Nanoporous Dna Field Effect Transistor with Potential for Random‐Access Memory Applications: A Selectivity Performance Evaluation

Abstract

AbstractMethods to encode digital data items as strands of synthetic DNA followed by selective data retrieval have been demonstrated. However, these initially bio‐oriented processes remain slow and not optimized. DNA field‐effect transistor (DNA‐FET) is studied here as a possible random‐access memory (RAM) device for simple, selective and rapid ssDNA fragment retrieval used as data pool identifier. The DNA‐FET is based on a co‐planar Au‐gated fully organic transistor appended with short single‐stranded DNA (ssDNA) probes bearing a blocking molecule to prevent partial hybridization and achieve near perfect selectivity for short length ssDNA (up to 45 nt). Examination of transconductance of the novel active layer incorporating a DNA nanopore architecture reveals enhanced binding site accessibility.
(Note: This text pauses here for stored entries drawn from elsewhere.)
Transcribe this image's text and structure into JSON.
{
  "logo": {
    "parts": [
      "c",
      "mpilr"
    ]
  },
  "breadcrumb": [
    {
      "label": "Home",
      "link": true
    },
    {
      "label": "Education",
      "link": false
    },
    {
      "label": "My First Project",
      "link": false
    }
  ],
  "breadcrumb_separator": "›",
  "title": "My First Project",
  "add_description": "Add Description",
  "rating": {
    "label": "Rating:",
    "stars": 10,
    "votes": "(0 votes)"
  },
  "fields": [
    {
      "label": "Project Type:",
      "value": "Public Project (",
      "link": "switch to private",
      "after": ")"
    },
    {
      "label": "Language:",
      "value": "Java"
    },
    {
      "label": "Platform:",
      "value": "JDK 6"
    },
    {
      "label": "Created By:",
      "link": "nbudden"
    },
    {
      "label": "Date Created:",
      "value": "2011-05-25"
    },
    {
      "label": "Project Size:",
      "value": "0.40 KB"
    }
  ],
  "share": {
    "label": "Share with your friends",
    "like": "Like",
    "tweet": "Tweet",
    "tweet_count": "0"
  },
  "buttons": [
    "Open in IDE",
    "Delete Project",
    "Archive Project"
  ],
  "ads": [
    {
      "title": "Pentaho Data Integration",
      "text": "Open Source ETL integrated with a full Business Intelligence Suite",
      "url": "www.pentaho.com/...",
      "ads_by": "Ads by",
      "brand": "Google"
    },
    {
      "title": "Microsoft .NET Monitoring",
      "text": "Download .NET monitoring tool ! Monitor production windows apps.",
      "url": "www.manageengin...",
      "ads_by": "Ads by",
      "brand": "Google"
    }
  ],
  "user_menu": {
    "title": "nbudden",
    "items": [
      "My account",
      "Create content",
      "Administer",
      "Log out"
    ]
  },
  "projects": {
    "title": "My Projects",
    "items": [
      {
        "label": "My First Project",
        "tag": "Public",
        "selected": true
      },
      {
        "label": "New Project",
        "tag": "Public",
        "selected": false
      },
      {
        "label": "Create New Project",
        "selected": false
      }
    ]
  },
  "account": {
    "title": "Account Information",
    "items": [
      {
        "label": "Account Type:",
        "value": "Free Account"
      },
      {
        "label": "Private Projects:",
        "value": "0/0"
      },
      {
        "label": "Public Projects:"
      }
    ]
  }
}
This, in turn, facilitates discriminatory hybridization, particularly in the physical retrieval of short‐length ssDNA from a competitive, concentrated ssDNA background pool consisting of nine different sequences, with at least one nucleotide difference. The DNA‐FET exhibits rapid operation (9 min) in the millivolt range, low detection limit (sub‐femtomolar), high selectivity and reusability. Considering the straightforward concept, near error‐free identification capacity and hypothetically outstanding scalability, the DNA‐FET described here has potential as a foundation for further exploration of advanced RAM technology in the DNA data storage process.